We were given homework. We were asked to rewrite the Lord’s Prayer to illustrate our understanding of each phrase; to make the prayer alive in us and around us, now. A few years ago, for our mid-week Lent study the congregation reflected on different re-writes of the Lord’s Prayer, noting how different translations, words, and phrases, had the prayer expand in understanding.

‘Do you love me?’ ‘Feed my sheep.’

With Jesus’ words in mind, I invite you to take the next nine days and reflect on the Lord’s Prayer; bit by bit – if you have a catechism the petitions are separated out in the section on the Lord’s Prayer (or take a peek at the back of the ELW pg. 1163 to see each petition). Take time to put the prayer in your own words. Feel free to share them with me by email.

 

In baptism, promises were made that we would learn the Lord’s Prayer. Through the years – in Sunday School and church, as a bedtime prayer -  it is a prayer that we learn by heart.  I don’t remember a time when I didn’t know the Lord’s Prayer. Repeatedly praying the prayer, it becomes part of us, influencing our relationship with God, ourselves, others, and creation.

May your reflection on the prayer, bring it to life once again, and resurrect Christ within, to work through you, to be Christ in the world.

 

Jesus asked me, ‘Do you love me?’ ‘Feed my sheep.’ My response is my homework version of the Lord’s Prayer:

God-who-so-loves-the-world, humans and creation… yet “beyond the beyond.”
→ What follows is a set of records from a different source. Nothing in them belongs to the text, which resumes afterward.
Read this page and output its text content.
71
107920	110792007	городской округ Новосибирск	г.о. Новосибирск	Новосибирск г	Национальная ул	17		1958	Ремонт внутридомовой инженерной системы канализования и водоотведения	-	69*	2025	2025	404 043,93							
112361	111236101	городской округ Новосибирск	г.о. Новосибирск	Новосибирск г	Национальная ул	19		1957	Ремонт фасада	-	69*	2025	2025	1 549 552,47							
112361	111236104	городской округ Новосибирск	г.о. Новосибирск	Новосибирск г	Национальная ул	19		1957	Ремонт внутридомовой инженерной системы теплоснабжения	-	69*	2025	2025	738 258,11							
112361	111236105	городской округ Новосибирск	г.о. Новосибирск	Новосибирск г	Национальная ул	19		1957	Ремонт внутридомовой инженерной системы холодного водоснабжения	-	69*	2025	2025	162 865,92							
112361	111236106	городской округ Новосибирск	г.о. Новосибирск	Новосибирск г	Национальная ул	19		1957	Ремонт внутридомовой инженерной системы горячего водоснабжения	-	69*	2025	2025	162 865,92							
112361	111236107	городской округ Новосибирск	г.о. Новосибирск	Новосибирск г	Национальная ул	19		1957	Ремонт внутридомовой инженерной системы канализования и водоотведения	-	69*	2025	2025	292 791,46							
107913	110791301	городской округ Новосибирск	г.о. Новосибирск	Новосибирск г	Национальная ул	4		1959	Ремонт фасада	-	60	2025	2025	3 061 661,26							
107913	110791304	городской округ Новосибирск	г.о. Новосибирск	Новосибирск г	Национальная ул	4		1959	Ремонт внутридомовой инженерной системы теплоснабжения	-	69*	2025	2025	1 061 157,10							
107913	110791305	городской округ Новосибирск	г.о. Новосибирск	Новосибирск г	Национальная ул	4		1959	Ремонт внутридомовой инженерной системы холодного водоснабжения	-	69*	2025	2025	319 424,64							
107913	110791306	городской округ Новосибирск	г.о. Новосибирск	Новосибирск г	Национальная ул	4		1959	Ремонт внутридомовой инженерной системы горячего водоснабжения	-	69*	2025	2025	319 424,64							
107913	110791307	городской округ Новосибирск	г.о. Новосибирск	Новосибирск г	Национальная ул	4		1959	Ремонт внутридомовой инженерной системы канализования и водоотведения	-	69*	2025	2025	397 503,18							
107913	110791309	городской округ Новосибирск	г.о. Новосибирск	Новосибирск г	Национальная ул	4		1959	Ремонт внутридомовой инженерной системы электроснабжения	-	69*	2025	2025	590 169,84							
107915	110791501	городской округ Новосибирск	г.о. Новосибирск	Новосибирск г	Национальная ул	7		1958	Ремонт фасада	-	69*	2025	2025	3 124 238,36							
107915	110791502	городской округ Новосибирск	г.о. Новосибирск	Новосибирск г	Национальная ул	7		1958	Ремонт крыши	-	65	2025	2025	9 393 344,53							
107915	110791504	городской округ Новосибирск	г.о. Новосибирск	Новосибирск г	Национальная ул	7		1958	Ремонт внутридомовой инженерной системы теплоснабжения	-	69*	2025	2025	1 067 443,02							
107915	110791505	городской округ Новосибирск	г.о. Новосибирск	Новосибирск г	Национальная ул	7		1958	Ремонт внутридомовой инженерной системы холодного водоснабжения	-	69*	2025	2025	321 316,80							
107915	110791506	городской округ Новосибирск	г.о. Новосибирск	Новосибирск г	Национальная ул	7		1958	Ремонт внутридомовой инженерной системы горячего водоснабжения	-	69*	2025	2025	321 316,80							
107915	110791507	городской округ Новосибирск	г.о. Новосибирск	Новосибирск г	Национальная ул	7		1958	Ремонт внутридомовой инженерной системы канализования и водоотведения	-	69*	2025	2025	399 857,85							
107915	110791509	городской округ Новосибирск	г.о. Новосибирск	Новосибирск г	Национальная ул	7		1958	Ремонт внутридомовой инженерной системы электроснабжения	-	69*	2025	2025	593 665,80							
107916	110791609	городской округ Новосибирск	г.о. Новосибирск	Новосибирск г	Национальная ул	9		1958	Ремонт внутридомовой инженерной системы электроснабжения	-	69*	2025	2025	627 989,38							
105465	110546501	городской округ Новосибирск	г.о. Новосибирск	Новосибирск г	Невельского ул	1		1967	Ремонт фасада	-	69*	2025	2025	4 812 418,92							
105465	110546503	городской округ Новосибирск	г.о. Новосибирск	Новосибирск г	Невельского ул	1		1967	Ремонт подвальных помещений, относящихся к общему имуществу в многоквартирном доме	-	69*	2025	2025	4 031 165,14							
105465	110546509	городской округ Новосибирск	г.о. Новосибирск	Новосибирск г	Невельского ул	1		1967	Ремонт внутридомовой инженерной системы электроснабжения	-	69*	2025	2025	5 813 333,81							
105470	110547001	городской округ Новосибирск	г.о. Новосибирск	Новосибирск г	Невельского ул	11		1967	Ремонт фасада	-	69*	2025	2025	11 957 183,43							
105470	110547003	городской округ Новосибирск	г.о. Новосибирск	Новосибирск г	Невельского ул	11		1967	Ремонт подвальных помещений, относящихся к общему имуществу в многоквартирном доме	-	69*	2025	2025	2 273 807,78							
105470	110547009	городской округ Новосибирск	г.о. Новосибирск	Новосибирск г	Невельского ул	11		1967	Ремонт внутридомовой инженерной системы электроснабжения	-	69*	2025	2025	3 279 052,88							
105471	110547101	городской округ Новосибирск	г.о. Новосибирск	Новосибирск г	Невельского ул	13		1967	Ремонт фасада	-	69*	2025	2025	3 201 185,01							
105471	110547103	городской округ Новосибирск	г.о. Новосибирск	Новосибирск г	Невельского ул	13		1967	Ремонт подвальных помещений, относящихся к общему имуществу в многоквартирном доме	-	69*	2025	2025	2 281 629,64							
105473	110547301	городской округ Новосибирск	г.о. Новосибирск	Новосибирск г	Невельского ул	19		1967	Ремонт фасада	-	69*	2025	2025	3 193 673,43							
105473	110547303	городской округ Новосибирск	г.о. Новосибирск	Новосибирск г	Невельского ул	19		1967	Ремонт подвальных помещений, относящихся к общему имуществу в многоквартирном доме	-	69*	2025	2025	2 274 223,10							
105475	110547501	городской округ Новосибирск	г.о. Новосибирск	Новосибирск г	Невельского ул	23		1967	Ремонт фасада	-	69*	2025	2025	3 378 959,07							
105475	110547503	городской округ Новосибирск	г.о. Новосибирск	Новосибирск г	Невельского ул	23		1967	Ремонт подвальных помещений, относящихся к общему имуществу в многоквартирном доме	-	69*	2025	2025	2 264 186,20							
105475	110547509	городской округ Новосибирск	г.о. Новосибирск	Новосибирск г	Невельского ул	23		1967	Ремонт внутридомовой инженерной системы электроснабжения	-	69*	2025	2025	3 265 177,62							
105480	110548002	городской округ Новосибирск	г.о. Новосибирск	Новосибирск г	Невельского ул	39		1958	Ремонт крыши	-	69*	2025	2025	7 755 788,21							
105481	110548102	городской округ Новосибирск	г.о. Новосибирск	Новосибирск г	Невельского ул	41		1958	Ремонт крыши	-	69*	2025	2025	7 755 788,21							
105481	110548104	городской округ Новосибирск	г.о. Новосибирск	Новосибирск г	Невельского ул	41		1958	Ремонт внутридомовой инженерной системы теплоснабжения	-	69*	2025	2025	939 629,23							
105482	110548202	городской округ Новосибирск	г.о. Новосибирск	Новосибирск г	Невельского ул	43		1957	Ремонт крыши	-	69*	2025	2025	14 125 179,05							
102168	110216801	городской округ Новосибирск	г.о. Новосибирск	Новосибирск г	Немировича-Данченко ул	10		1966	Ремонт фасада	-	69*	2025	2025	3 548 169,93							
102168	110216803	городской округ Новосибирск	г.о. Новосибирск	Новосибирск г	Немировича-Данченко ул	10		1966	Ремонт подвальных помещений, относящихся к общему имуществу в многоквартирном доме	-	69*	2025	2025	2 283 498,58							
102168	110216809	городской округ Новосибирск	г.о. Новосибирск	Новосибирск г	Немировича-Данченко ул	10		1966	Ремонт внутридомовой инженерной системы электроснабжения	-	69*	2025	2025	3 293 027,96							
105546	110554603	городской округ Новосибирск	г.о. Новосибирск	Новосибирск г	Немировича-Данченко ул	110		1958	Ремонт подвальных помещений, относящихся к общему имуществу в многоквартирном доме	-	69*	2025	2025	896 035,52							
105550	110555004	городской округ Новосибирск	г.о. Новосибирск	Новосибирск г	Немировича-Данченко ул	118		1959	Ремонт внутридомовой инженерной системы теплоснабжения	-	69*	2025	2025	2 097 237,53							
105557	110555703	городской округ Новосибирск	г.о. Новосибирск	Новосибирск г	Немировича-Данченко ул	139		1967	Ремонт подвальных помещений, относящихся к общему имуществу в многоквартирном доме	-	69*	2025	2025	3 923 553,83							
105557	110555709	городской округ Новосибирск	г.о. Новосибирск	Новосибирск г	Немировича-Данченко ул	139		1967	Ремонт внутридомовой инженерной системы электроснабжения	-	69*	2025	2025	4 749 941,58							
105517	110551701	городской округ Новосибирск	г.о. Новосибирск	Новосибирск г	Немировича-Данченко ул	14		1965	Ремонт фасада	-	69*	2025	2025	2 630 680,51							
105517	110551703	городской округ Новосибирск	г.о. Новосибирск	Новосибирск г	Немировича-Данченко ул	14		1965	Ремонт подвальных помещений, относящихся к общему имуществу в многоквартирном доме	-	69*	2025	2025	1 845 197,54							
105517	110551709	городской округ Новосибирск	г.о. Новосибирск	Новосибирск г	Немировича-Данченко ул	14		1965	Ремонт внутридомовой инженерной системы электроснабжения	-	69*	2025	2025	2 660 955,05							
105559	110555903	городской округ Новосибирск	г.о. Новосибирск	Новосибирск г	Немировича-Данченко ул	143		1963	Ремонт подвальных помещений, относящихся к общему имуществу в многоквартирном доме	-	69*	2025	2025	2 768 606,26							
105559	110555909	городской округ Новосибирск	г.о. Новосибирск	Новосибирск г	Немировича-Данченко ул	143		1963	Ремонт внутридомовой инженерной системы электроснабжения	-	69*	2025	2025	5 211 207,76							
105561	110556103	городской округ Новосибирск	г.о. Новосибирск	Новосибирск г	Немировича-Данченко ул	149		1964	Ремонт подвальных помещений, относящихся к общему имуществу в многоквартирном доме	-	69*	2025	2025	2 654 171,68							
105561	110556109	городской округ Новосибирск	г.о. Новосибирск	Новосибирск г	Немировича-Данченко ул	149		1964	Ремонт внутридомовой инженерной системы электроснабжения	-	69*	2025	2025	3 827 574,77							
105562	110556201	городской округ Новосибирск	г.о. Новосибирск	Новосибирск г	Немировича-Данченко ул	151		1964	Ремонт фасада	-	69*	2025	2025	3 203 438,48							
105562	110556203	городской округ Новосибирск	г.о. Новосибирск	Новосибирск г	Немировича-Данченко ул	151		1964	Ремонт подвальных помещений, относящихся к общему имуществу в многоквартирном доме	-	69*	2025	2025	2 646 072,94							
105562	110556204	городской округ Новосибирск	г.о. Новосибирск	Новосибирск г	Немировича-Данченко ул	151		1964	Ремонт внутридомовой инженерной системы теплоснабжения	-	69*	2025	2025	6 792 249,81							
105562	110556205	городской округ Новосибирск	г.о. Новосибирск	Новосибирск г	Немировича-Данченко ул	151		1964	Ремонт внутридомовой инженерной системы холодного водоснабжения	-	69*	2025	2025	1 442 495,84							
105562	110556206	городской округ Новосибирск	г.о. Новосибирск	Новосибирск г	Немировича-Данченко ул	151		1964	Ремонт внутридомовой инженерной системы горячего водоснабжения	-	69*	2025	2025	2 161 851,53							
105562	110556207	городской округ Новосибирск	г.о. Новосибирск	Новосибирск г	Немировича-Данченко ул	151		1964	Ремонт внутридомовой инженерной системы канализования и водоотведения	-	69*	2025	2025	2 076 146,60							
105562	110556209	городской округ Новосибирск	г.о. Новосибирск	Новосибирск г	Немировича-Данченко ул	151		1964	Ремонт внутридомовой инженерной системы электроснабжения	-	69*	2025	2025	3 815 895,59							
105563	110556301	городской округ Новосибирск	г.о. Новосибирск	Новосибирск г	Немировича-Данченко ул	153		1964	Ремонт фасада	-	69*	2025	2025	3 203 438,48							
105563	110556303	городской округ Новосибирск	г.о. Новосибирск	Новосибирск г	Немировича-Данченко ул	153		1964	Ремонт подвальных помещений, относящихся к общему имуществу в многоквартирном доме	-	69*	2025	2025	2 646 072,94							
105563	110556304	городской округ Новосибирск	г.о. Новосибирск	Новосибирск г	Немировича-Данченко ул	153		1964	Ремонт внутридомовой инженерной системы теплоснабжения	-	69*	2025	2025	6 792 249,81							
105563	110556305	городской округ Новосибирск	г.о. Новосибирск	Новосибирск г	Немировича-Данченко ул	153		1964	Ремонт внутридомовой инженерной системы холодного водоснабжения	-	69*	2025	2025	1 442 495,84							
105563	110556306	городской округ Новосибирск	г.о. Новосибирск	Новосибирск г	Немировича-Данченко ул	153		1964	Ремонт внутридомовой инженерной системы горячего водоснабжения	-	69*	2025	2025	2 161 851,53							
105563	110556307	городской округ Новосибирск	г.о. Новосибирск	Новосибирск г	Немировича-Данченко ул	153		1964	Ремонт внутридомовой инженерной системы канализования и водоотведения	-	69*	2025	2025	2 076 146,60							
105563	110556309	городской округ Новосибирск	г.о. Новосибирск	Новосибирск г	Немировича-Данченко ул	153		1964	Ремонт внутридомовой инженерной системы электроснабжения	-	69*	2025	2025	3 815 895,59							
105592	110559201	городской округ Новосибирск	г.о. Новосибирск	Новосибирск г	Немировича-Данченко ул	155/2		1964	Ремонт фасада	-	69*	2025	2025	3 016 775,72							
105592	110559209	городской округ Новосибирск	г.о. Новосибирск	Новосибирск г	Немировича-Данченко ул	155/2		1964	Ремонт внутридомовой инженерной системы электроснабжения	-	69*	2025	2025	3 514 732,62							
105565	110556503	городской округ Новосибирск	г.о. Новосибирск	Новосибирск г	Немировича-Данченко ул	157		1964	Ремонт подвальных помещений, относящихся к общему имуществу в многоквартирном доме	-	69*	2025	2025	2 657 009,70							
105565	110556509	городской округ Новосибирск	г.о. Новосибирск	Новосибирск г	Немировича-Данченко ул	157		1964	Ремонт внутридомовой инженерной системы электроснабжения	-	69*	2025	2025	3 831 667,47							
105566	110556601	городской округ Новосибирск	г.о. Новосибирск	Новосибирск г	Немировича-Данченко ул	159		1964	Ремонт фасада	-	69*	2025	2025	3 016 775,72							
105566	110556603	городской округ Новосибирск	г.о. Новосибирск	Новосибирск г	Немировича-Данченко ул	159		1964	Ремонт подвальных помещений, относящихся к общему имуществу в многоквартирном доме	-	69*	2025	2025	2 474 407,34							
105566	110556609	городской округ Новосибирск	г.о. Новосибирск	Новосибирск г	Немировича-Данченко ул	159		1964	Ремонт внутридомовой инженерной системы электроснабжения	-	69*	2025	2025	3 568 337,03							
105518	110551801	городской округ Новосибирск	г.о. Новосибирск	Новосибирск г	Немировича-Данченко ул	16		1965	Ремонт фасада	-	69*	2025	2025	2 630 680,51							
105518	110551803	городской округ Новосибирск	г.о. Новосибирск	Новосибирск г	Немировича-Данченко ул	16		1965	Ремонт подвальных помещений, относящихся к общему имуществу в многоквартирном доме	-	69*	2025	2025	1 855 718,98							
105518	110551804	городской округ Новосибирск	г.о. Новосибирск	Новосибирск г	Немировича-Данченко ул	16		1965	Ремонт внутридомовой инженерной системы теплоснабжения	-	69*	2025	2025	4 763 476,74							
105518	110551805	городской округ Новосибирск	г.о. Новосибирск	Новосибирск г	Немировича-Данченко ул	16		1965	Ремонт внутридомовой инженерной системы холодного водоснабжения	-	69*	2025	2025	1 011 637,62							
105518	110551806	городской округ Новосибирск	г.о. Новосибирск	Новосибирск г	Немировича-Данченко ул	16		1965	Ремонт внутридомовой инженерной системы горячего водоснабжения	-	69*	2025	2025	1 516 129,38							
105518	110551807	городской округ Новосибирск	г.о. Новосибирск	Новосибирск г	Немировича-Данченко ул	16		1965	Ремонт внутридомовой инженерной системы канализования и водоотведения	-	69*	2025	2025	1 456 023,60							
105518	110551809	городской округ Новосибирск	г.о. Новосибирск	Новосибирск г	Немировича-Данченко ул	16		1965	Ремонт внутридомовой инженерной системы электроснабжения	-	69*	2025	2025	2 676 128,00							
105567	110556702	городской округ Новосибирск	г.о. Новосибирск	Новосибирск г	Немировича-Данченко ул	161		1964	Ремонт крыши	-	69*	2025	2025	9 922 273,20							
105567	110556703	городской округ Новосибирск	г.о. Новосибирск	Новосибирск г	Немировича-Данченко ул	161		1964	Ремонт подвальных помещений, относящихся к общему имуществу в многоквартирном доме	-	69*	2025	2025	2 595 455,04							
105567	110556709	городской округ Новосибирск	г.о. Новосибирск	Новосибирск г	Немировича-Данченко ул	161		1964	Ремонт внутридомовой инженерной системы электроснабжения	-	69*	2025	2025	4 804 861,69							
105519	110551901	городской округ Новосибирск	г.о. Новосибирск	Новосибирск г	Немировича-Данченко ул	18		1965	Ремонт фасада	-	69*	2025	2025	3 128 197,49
Holy is your name in a plethora of forms.

Come with your vision; your kindom be now.

Warm our will to be akin to yours.

May earth be in relationship and wholeness as it is in the fullness of your grace.

Gift the world with gratitude to live and share abundance.

Forgive breaking and broken relationships

--sin—

As we commit to reconciliation.

Council us to live beneath our means.

Deliver all from the hunger of wanting more.

For in you and through you is commonwealth, life-giving energy, and extreme exuberance. Amen.